In this study all rhizobacterial strains produced auxin in the presence and absence of L-TRP. L-Tryptophans derived auxin was increased up to 24.6 μg mL1 which was 5 times more than that without L-TRP.
Wide variation in auxin production ability of different bacterial strains may be attributed to different type of exudates from different varieties of rapeseed. A variation in auxin production ability of different soils was found by Sarwar et al. (1992). They also reported that auxin biosynthesis in soil was substantially increased upto 61 fold upon the addition of 5.3 g L-TRP kg1 of soil. Mordukhova et al. (1991) also reported similar findings. They screened S16 strains of genus Pseudemonas for their ability to produce IAA and observed that Pseudomonas were stimulated to synthesize IAA upon the addition of tryptophan to medium. Auxin production is more likely to be active in rhizosphere or at microsites where substrates and microorganisms are abundant as Rossi et al. (1984) observed 3 fold higher IAA in rhizosphere compared to non-rhizosphere environment.
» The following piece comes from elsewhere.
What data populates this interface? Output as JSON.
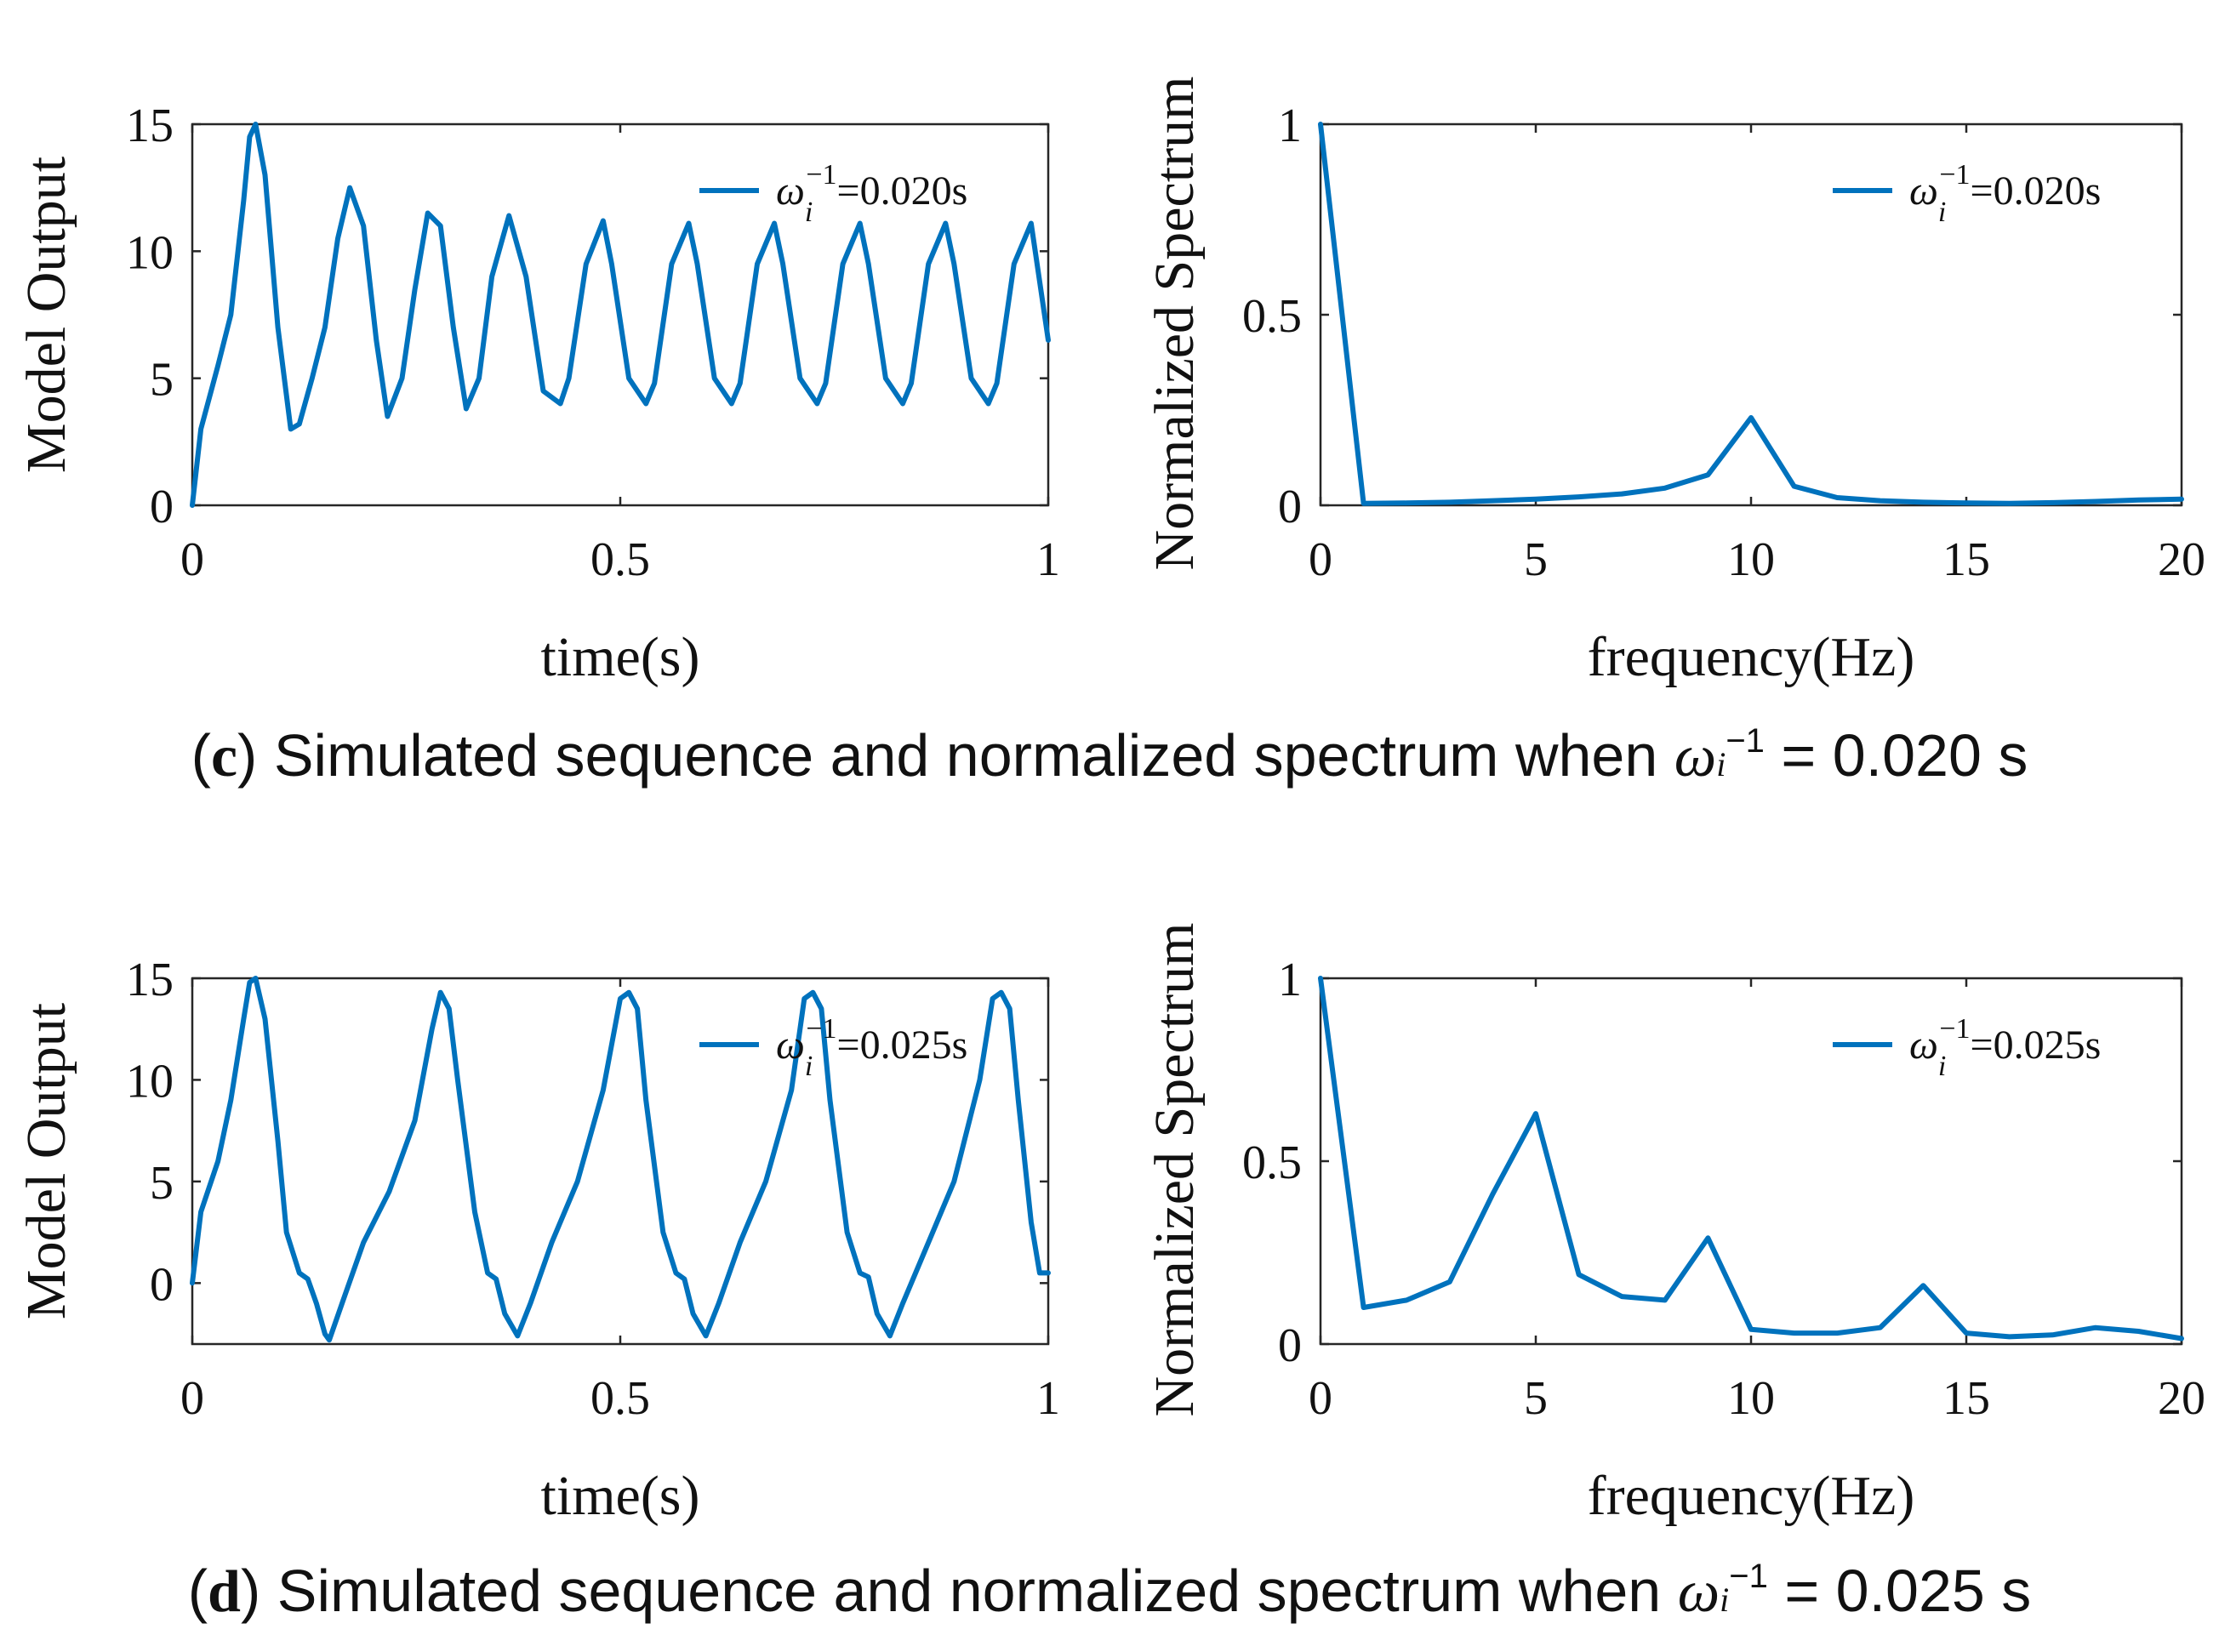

L-Tryptophan is an essential amino acid and acts as physiological precursor of auxins in higher plants as well as for microbial biosynthesis of auxins (Frankenberger and Arshad, 1995). Arshad and Frankenberger (1993) concluded that LTRP application to soil may improve the growth and yield of plants most likely via its conversion into auxins by soil indigenous microbiota. Further investigations are required to establish relation between different varieties and sites for auxin production.